Eve V hands-on: Quirky crowd convertible
Eve promises a Surface-beating tablet at a disruptive price. And so far the signs are very promising indeed.
We've been keenly following the crowdfunded, community-developed Eve V convertible tablet since the first specs and images emerged late last year, and now it's hands-on time! The Finnish company was present at the Microsoft booth at Computex 2017 today, showing off their creation alongside more established brands. (Microsoft, among Intel and others, is one of the company's backers.)
To answer a few likely questions upfront: Yep, this thing looks and feels a lot like a Surface Pro. But it also has its own distinctive identity, with sturdy build quality, and a near perfect balance between size and weight. It hits all the important spec targets, as we've known for a while, and the addition of extra ports and features (compared to Microsoft's latest convertible) doesn't seem to have come with any unwanted side-effects.
So if you're after a Surface-alike that's a little bit qurirky, with improved connectivity — USB-Type C, Thunderbolt 3, and a microSD reader — then look no further. The pricing of a maxed-out V hasn't been confirmed yet, but the base model starts at $799, for specs that outpace the Surface Pro, and the manufacturer seems enthusiastic about the halo effect of Surface comparisons. It's "flattering," that consumers might see the V and mistake it for Microsoft's tablet, CFO Tuukka Korhonen told me.
Despite its associaton with big names like Microsoft and Intel, Eve still sees itself as a disruptor, and its focus on developing products with its community isn't unlike what OnePlus has tried to achieve in the Android phone world. (It's also a tactic that's been attempted by many less successful crowdfunding hopefuls.)
The tablet is built around a 12.3-inch IGZO LCD with 2736 x 1824 resolution, which looks gorgeous, and easily visible under the bright floodlights of the Microsoft booth. (We didn't get to try it under the bright Taipei sunshine, but a rated brightness of 450 nits bodes well for daylight visibility all the same.) There's just enough bezel to hold onto, without making the device appear clunky. The metal body has a subtle matte texture, and feels sturdy in the hand. And the angled side walls serve much the same purpose as the Sufrace Pro's, helping with grip and providing a home for all your ports. That includes the power key, with integrated one-touch fingerprint scanner for Windows Hello.
Around the back, there's a Surface-like hinge, which was apparently a major focus of engineering effort throughout development, as Eve worked to get it feeling just right while avoiding any issues with wear and tear.
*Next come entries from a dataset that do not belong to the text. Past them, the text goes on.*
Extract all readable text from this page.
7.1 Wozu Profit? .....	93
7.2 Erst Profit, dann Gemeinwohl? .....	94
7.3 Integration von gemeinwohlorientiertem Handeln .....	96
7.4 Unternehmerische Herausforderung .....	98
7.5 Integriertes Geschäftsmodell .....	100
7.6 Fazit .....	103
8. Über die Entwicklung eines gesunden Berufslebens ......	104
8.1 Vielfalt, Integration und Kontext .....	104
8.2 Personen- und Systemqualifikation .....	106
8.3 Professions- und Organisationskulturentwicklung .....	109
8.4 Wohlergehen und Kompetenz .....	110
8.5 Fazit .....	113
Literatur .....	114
From a layman's point of view, I can say that the hinge does its job, strikes a nice balance between stiffness and ease of motion whether the device is in laptop or tablet mode.
Powering the whole assembly are seventh-generation Intel chips — Core M3, i5 or i7 — along with 8GB of 16GB of RAM, and 128, 256 and 512GB storage options. There's also an ample 48 Wh battery, which we're told is good for a full day of use. (The 10-12 hour rating naturally depends on what you're using it for.)
Eve's branding is subtle, almost to a fault. You'd easily miss the "V" logo around the back (dark gray on black), and the front panel is completely featureless. The more playful additions can be found on the keyboard backlit, Alcantara-clad keyboard, which connects over Bluetooth and charges over pogo pin connectors. The V key is replaced with a V logo (pressing Fn + V will change your backlighting color, for what it's worth), and backspace becomes "Oops." Because why not?
It all plays into V's brand image as a disruptive influence — a product developed, publicly, with the people who are going to be using it. And as such, Eve is free to drop in whimsical hardware quirks like this.
The keyboard itself is somewhat thicker than the Surface Pro's, but it equally doesn't feel excessively bulky, and stays put just as well as any magnetically attached tablet cover.
Other notables include stylus support with Windows Ink certification — the V has its own pen, but also works flawlessly with Microsoft Surface Pen and Surface Dial, CEO Konstantinos Karatsevidis told me. And on the audio side, quad speakers (they get pretty loud, but these things are hard to judge in a trade show environment) are backed up by a 1-amp 3.5mm headphone jack.
It's going to take longer than just a half-hour or so with the Eve V to judge its overall success, or otherwise. But the first impressions are very positive. The company appears to have the fundamentals down — everything works, looks good, and the only giveaway that this is the product of a crowdfunded startup are the splashes of branding about the place.
There's no shortage of Surface clones right now, but the Eve V is one we're eager to see more of in the months ahead.